Conservative MP David Ruffley criticised what he said was a worrying "lack of specificity" about when the EU could overrule a national financial regulator, saying the "open-ended powers to intervene at national level are deeply disturbing".

Barnier responded that co-operation between national financial regulators was the aim of the EU initiatives, rather than attempting to usurp national sovereignty.

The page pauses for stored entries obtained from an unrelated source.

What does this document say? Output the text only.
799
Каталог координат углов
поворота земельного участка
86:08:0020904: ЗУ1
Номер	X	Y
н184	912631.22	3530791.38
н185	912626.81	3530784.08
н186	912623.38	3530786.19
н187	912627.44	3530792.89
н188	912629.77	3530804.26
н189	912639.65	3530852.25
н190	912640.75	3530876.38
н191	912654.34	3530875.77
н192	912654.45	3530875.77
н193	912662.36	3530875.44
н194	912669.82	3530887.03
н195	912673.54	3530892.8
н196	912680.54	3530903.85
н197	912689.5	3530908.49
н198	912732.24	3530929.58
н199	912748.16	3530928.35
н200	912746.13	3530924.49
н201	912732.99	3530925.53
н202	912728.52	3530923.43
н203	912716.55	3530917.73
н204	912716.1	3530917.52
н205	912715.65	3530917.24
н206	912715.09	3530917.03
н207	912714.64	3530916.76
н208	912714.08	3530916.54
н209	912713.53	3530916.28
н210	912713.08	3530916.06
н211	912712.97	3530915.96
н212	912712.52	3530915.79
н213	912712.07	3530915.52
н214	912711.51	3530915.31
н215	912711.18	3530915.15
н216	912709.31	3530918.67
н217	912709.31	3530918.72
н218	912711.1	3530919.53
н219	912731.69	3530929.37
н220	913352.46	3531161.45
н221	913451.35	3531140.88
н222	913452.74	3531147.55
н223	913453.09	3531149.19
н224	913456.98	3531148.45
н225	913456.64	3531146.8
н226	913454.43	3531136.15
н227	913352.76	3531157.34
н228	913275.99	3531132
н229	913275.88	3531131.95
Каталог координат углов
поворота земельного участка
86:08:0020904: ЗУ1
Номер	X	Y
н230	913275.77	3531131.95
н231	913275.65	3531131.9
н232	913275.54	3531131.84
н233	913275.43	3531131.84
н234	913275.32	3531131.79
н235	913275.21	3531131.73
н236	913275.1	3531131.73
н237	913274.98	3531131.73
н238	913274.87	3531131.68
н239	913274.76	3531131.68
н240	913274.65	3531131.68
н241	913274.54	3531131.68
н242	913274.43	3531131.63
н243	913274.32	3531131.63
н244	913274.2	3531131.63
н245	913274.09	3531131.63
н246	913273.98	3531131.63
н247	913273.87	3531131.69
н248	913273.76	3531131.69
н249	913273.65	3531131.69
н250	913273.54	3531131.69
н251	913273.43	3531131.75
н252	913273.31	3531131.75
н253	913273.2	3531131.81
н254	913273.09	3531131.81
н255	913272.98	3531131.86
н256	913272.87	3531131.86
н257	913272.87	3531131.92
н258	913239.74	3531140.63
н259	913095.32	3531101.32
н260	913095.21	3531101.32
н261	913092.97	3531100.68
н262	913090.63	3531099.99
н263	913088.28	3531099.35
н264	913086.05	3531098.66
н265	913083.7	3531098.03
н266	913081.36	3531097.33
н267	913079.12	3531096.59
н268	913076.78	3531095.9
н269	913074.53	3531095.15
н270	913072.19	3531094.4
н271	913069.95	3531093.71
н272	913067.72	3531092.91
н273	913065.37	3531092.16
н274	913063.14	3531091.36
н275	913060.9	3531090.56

However, asked to specify other examples of where the new regulators might have the final say he said: "I have not got a list to give you."

The commissioner also defended the EU's curbs on bank bonuses and said he did not believe they would cause a flight of talent as has been feared.

"I would not be overly impressed by the blackmail exerted in which this kind of risk is mentioned," Barnier told the MPs."I very much doubt there will be a flight of talent towards Asia or elsewhere."

Last week EU regulators finalised guidelines calling for Europe's best-paid bankers to get only 20 per cent of their next annual bonus upfront in cash.

Barnier told the committee that there could be no return to "business as usual" following the financial crisis. "Otherwise the liberal free market principles which we all believe in could be seriously at risk," he said.